Rabu, 23 September 2015

Annyeong, my one sided love

This is about my 8 years one sided love. 

I never had one sided love this long before. I never know that I will keep my feeling this long. I tried hard to see another man but it didn't work out. Until now I'm still unsure about my feeling. Am I in love or just obsessed ???

My friends said before that I'm stupid that I still like the person that go out with my trusted friend and also always think of me as just a friend. I also know that I'm stupid. From along time ago when he dated my friend I always trying to give up and try to move on but it was the hard thing I ever done.

I tried to move on for him but I just made my final project delayed and I just stay at home for some months. I can't even meet my friends because I am afraid they will know that I messed up my life. 

For not looking so depressed I turn my self to korean freak and make my parents blamed my korean freaks that causes my messed live. I know I'm a korean freak but I'm not that blind with korean fever. When I watch korean drama, variety show, talk show, or other program I usually thinking about what have I done with my family and my friends are wrong but I can't see them to see my sadness. 

But now, I hear a news personally from him that he will getting married. I know from my friend that the girl is from different religion but I hope he will live happily and lovely. I sincerely congratulate them and I think I should, must, really forget him forever. I should move on even I can't. 

This is the end of my 8 years one sided love. Now, it's really end. 
Annyeong... 

Sabtu, 19 September 2015

Is My Dream Not Important??

For some reasons I never satisfied with who am I. I ever heard that people is a creature that never satisfied with everything they had. I acknowledge that almost people never satisfied with what they have. But I'm not satisfied with my self because I never can't tell everyone about my dream, my favorite thing and also my feeling. 

Why am I always disappointed all people around me, even though I always do what they said to me. Even until now I never done what I really want to do. I think maybe my family thought that I'm still too young to choose my collage before, but at that time I was 16 years old and I think I grown up enough to know what my dream or my future goal. 

I think make sense that my parents didn't want me to go art school/art institute in college because formal education is important for them. 

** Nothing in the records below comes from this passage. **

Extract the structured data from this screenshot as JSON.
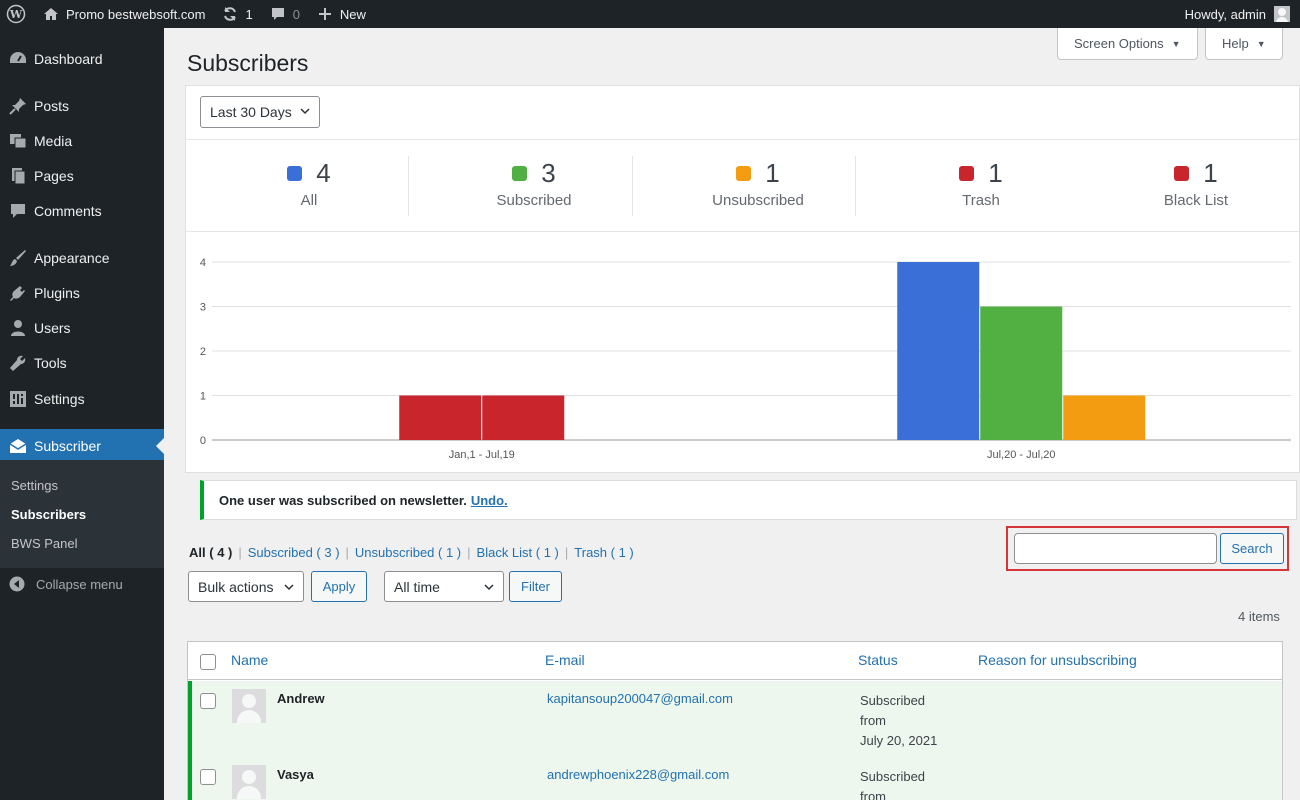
{
  "adminbar": {
    "site_name": "Promo bestwebsoft.com",
    "updates_count": "1",
    "comments_count": "0",
    "new_label": "New",
    "howdy": "Howdy, admin"
  },
  "sidebar": {
    "items": [
      {
        "label": "Dashboard",
        "icon": "dashboard-icon"
      },
      {
        "label": "Posts",
        "icon": "pin-icon"
      },
      {
        "label": "Media",
        "icon": "media-icon"
      },
      {
        "label": "Pages",
        "icon": "pages-icon"
      },
      {
        "label": "Comments",
        "icon": "comment-icon"
      },
      {
        "label": "Appearance",
        "icon": "brush-icon"
      },
      {
        "label": "Plugins",
        "icon": "plug-icon"
      },
      {
        "label": "Users",
        "icon": "user-icon"
      },
      {
        "label": "Tools",
        "icon": "wrench-icon"
      },
      {
        "label": "Settings",
        "icon": "settings-icon"
      },
      {
        "label": "Subscriber",
        "icon": "envelope-icon"
      }
    ],
    "submenu": [
      "Settings",
      "Subscribers",
      "BWS Panel"
    ],
    "collapse": "Collapse menu"
  },
  "header": {
    "title": "Subscribers",
    "screen_options": "Screen Options",
    "help": "Help"
  },
  "stats": {
    "range": "Last 30 Days",
    "items": [
      {
        "count": "4",
        "label": "All",
        "color": "#3a6fd8"
      },
      {
        "count": "3",
        "label": "Subscribed",
        "color": "#52b043"
      },
      {
        "count": "1",
        "label": "Unsubscribed",
        "color": "#f39c12"
      },
      {
        "count": "1",
        "label": "Trash",
        "color": "#c9252c"
      },
      {
        "count": "1",
        "label": "Black List",
        "color": "#c9252c"
      }
    ]
  },
  "chart_data": {
    "type": "bar",
    "categories": [
      "Jan,1 - Jul,19",
      "Jul,20 - Jul,20"
    ],
    "series": [
      {
        "values": [
          0,
          4
        ],
        "color": "#3a6fd8"
      },
      {
        "values": [
          0,
          3
        ],
        "color": "#52b043"
      },
      {
        "values": [
          0,
          1
        ],
        "color": "#f39c12"
      },
      {
        "values": [
          1,
          0
        ],
        "color": "#c9252c"
      },
      {
        "values": [
          1,
          0
        ],
        "color": "#c9252c"
      }
    ],
    "ylim": [
      0,
      4
    ],
    "yticks": [
      "0",
      "1",
      "2",
      "3",
      "4"
    ],
    "grid": true
  },
  "notice": {
    "text": "One user was subscribed on newsletter.",
    "undo": "Undo."
  },
  "filters": {
    "all": "All",
    "all_count": "( 4 )",
    "links": [
      "Subscribed ( 3 )",
      "Unsubscribed ( 1 )",
      "Black List ( 1 )",
      "Trash ( 1 )"
    ]
  },
  "search": {
    "button": "Search",
    "value": ""
  },
  "bulk": {
    "actions": "Bulk actions",
    "apply": "Apply",
    "time": "All time",
    "filter": "Filter",
    "items_count": "4 items"
  },
  "table": {
    "columns": [
      "Name",
      "E-mail",
      "Status",
      "Reason for unsubscribing"
    ],
    "rows": [
      {
        "name": "Andrew",
        "email": "kapitansoup200047@gmail.com",
        "status1": "Subscribed",
        "status2": "from",
        "status3": "July 20, 2021"
      },
      {
        "name": "Vasya",
        "email": "andrewphoenix228@gmail.com",
        "status1": "Subscribed",
        "status2": "from",
        "status3": ""
      }
    ]
  }
}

but now, I am a graduated of Engineering School and now I'm 25 years old but my life is still under control of my parents. I didn't hate my parents but I just wanted an independent life like when I'm in college. I really enjoy my freedom, I've done what I love and also meeting many great friends. I really missed those days. 

Now, I'm just an 25 years old girl that can see the world from Internet connection at home. Even when I meet up with my friend near home I always got a call from home that ask when did I get home. 

I basically feel locked up. I just want my freedom back, even I live just enough to eat and must be frugal with things. But I feel happy at that time and even make me thing to reach my dream as soon as possible.

I just want to ask to my parents this 3 question :

1. is my opinion about my life are not important?

2. is my dream not important to achieve?

3. is what ever I ever said are just wind blows that never heard?